Annual union re-certification process begins

Ben Ratliffe reminds employees to votes for union membership. If an employee does not vote by April 21, it will be counted as a “no.”

Rachel Virnig

Ben Ratliffe reminds employees to votes for union membership. If an employee does not vote by April 21, it will be counted as a “no.”

Marisa Comeau-Kerege, News Editor

This year marks the beginning of annual union re-certification elections at Madison College.  Since the Act 10 bill went through in 2011, many appeals and adjustments have been made resulting in the current standing law that all unions must vote every year to keep their certification.

The vote must gain 51-percent of not only the current union members but all potential union members.  If a potential member does not vote, the state will automatically cast a ‘no’ vote for them.

Theresa Valencia, a manufacturing instructor here at Madison College as well as the Remember and Recertification Chairperson on the executive board for the Local 243 union explained how weird and unfair this voting system is.

“It’s basically set up to be very difficult.  So, the process is unfair,” said Valencia.  “I just think that if any of our, you know, anyone who’s being elected to a political office is, if two million of the six million people of the state vote and then the other four you get set up as a no vote to you, that would be a strange election.”

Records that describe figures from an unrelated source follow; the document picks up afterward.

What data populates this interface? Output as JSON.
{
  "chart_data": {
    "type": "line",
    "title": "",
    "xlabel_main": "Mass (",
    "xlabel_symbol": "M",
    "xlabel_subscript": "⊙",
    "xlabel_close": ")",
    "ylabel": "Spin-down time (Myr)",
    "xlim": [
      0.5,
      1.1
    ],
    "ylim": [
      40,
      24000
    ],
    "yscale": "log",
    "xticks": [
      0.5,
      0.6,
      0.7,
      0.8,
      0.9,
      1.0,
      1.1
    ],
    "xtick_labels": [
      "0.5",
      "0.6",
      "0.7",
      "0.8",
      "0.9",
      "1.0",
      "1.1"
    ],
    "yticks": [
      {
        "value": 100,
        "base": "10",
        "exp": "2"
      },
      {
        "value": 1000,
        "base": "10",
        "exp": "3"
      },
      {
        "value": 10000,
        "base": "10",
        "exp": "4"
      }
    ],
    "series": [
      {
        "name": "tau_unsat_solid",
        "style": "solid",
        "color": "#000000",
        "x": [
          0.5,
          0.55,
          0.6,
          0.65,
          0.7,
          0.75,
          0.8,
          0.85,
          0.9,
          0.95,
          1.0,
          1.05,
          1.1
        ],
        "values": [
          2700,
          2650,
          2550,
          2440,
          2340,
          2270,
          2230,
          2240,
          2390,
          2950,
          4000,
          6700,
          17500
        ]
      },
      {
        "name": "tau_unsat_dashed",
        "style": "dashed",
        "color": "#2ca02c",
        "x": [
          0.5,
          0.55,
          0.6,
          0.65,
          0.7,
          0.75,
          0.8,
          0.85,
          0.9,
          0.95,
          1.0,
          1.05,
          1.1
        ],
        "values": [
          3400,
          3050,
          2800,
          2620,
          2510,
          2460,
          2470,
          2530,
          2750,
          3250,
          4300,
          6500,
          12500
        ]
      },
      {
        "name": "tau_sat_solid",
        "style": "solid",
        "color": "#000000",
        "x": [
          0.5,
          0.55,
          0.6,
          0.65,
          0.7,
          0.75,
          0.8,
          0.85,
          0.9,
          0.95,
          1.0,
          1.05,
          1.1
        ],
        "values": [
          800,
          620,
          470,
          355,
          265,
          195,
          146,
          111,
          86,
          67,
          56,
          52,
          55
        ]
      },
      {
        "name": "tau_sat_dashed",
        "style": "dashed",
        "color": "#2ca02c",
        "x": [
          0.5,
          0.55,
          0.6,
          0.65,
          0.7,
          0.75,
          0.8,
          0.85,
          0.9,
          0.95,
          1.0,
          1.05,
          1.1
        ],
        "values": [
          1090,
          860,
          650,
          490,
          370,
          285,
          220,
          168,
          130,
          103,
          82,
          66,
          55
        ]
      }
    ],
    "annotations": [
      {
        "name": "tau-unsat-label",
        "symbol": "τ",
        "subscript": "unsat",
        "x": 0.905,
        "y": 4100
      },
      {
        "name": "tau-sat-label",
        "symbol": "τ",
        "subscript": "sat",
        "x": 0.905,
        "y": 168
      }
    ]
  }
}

Once voting opened, all the membership went to zero, so along with getting people to vote, they need to get members to remember to local 243.

On top of membership, it is now illegal for employees to have their monthly dues automatically taken from their paycheck so they will now have to write a check or make a deposit every month.

But not everything going on is being seen as bad.  Valencia explained that through their outreach efforts and many awareness projects, like phone banking, have brought many of the officers and active members together as well as enlightening many potential members to the benefits of the union.

“Because we needed to let people know how the recertification was going to work, to explain to them whether they were a member or not a member, because we need everyone to vote, so by making that effort to talk to people about the recertification it gave us an opportunity to talk to them about remembering also,” said Valencia.

Voting runs from April 1 through the 21.  Although the official numbers will not be released until after the election, the members of the union here will continue to fight for their union certification.

“Act 10 was set up to drain the money from the unions, so if we are not collecting dues, we need to increase our membership so that we’re not constantly having less money than we’re taking in.  But that’s what it was set up to do, but I’m not a quitter and neither are a lot of people I work with,” said Valencia.

“We just keep fighting and fighting and fighting and trying to help people understand how important the union is.  We’ve gotten to where we are now, whether it’s our wages and benefits and times are so tight right now financially for the college, so it’s give and take on everyone’s part.  We just don’t want it all taken from us and the union really helps.”